With this I don’t see a clear way to define hyperparameters over the dataset without some boilerplate to combine the search space dictionaries it also wouldn’t work for more dynamic configurations where the dot path to the hyperparameter may not be known ahead of time (no actual use cases for this at the moment however so may be over thinking it)

Ideally I just want to be able to define the search space directly where it will be used and then tune looks through the config for tunable hyperparameters and transparently replaces the search space definition with the suggested value.

eg rnn.yaml would turn into something like

model:
  type: rnn
  config:
    layers: 3
    in_features: null 
    out_features: null
    hidden_features:
      __tuneparameter__: true
      type: int
      bounds:
        min: 4
        max: 9
        
lr:
  __tuneparameter__: true
  type: double
  bounds:
    max: 0.01
    min: 0.000001

From your proposal I am not really sure I understand what is happening that is different from how it currently works, there may be some disconnect as I have only used the sigopt suggester though

Ok, this sounds more like the second alternative. Basically here we would use load_hydra_config to parse the yaml files and construct the search space (and the constant parameters). Does that make sense?
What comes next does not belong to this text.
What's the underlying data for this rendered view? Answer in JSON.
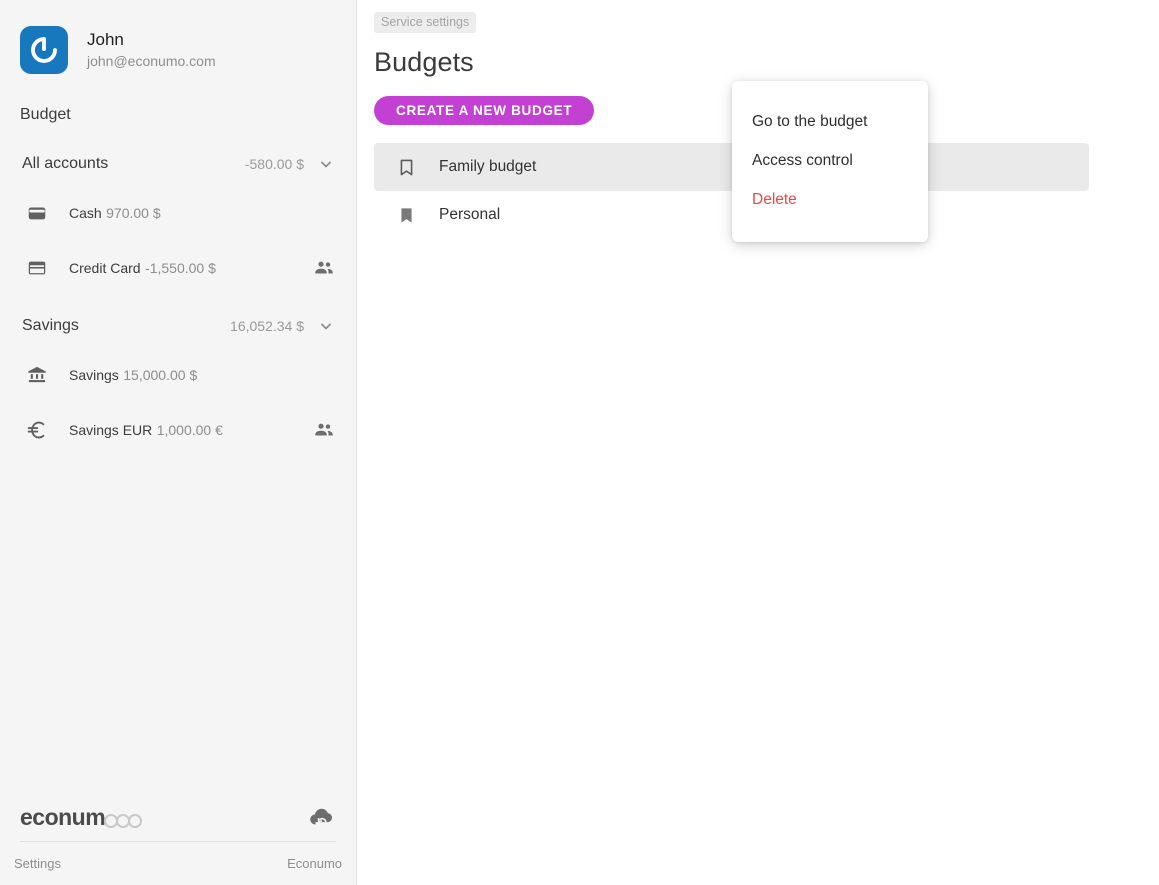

In the tuning function, would you be ok with accessing your parameters with config["experiment]["lr"] etc, or would you prefer the hydra-style cfg.experiment.lr? And would this be a hard requirement or is it mostly about defining and parsing the config for you?

I do think it’s best to keep to using hydra (OmegaConf really) style access, IMO it looks cleaner but I don’t think this is a functional requirement.

One difficulty I think that may be encountered is the unstandardised ways that suggesters have of defining their search spaces. I am not sure how your proposal handles this (eg. the suggester would already be initialised by the time you run the load_hydra_config function).

And fwiw my project currently looks more like this

@hydra.main(...)
def main(config: OmegaConf):
    # do stuff to setup the train and tune
    
    tune.run(train, ....)

def train(config):
    # do stuff to setup and run train
    model = hydra.utils.instantiate(model)
    dataset = hydra.utils.instantiate(dataset)
    train_model(model, dataset)

So variable access is kind of implicit anyway with hydra.utils.instantiate

Ah interesting! So if Tune were able to parse an OmegaConf object into a tune-compatible config that would work for you?

Then we wouldn’t even need a load_hydra_config anymore, we could just auto-detect OmegaConf and convert from there.